Ich habe ein Buch von Terry Tempest Williams mitgebracht, aber die allgegenwärtigen Sorgen machen es mir unmöglich, länger als ein paar Minuten am Stück darin zu lesen. Beim Überfliegen der Seiten finde ich einen Absatz, den ich mir vor Jahren einmal angestrichen habe: »Wenn einer von uns sagt: ›Schau, dort ist doch nichts‹, dann sagen wir in Wirklichkeit: ›Ich kann nichts sehen.‹«
Von hier aus wird der White River in den Wabash fließen, dann in den Ohio und schließlich in den gewaltigen Mississippi, bis er schließlich im Golf von Mexiko mündet. Sogar danach wird er noch weitermachen — gefrierend, schmelzend, verdunstend, herabregnend, fließend, weder existent noch aufgelöst. Auf diesen Fluss zu blicken erinnert mich daran, wie ich mit Todd an jenem Bachufer gesessen habe und wie seine Liebe mich durch diese Jahre getragen hat und in gewisser Weise immer noch trägt.
Vielleicht haben auch Sie solche Menschen in Ihrem Leben; Menschen, deren Liebe Sie weitermachen lässt, selbst wenn sie jetzt aus zeitlichen und geografischen Gründen, und allem anderen, was sich zwischen uns drängen kann, weit weg sind. Todd und ich sind beide durch die Jahrzehnte getrieben — er ist inzwischen Arzt —, aber die Flussläufe unseres Lebens wurden durch die Augenblicke geformt, die wir flussaufwärts, nahe der Quelle verbrachten. Maya Jasanoff schrieb: »Ein Fluss ist der Handlungsstrang der Natur: Er bringt dich von hier nach dort.« Oder zumindest von dort nach hier.

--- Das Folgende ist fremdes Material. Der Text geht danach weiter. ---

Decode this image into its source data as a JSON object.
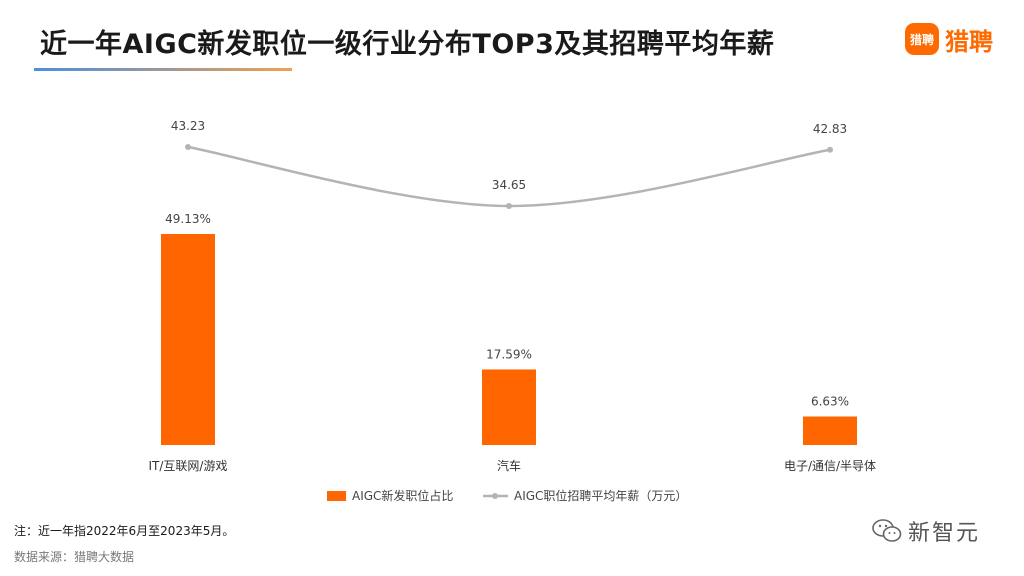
{
  "header": {
    "title": "近一年AIGC新发职位一级行业分布TOP3及其招聘平均年薪",
    "brand_icon_text": "猎聘",
    "brand_name": "猎聘"
  },
  "footer": {
    "note": "注：近一年指2022年6月至2023年5月。",
    "source": "数据来源：猎聘大数据",
    "watermark": "新智元"
  },
  "colors": {
    "bar": "#ff6600",
    "line": "#b4b4b4",
    "brand": "#ff6a00"
  },
  "chart_data": {
    "type": "bar",
    "categories": [
      "IT/互联网/游戏",
      "汽车",
      "电子/通信/半导体"
    ],
    "series": [
      {
        "name": "AIGC新发职位占比",
        "type": "bar",
        "values": [
          49.13,
          17.59,
          6.63
        ],
        "labels": [
          "49.13%",
          "17.59%",
          "6.63%"
        ]
      },
      {
        "name": "AIGC职位招聘平均年薪（万元）",
        "type": "line",
        "values": [
          43.23,
          34.65,
          42.83
        ],
        "labels": [
          "43.23",
          "34.65",
          "42.83"
        ]
      }
    ],
    "legend_position": "bottom-center",
    "grid": false
  }
}
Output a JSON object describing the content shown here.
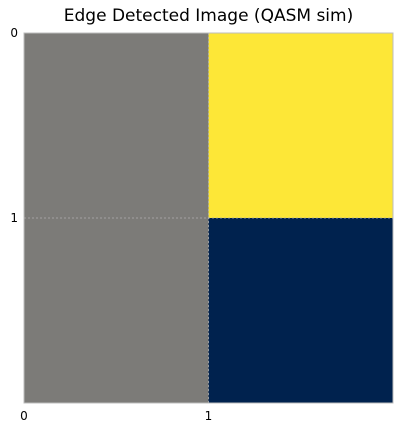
{
  "chart_data": {
    "type": "heatmap",
    "title": "Edge Detected Image (QASM sim)",
    "xlabel": "",
    "ylabel": "",
    "x_ticks": [
      "0",
      "1"
    ],
    "y_ticks": [
      "0",
      "1"
    ],
    "xlim": [
      0,
      2
    ],
    "ylim": [
      2,
      0
    ],
    "grid": true,
    "colormap": "cividis",
    "values": [
      [
        0.5,
        1.0
      ],
      [
        0.5,
        0.0
      ]
    ],
    "colors": {
      "low": "#00224e",
      "mid": "#7c7b78",
      "high": "#fde737",
      "grid": "#b0b0b0",
      "axes": "#bcbcbc"
    }
  }
}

Draußen geht das Leben weiter. Der Fluss mäandert, auch wenn er über die Ufer steigt. Ich schaue von meinem Laptop-Display auf den Fluss, dann wieder auf das Display und wieder zum Fluss. Aus mir unbekannten Gründen steigt plötzlich eine Erinnerung in mir auf: Nachdem die Nationalentscheidung des Academic Decathlon in Newark vorbei war, zogen wir mit unseren Zimas auf das Dach jenes Hotels — Todd, ein paar unserer Mannschaftskollegen und ich. Es war spät in der Nacht, und New York City glühte rosafarben in der Ferne. Wir waren das sechstbeste AcaDec-Team der USA, zogen den größtmöglichen Nutzen aus unseren Zimas und empfanden Liebe füreinander. Flüsse fließen weiter, und wir machen weiter, es gibt keinen Weg zurück auf jenes Hoteldach. Aber die Erinnerung gibt mir immer noch Halt.
Ich gebe dem Academic Decathlon viereinhalb Sterne.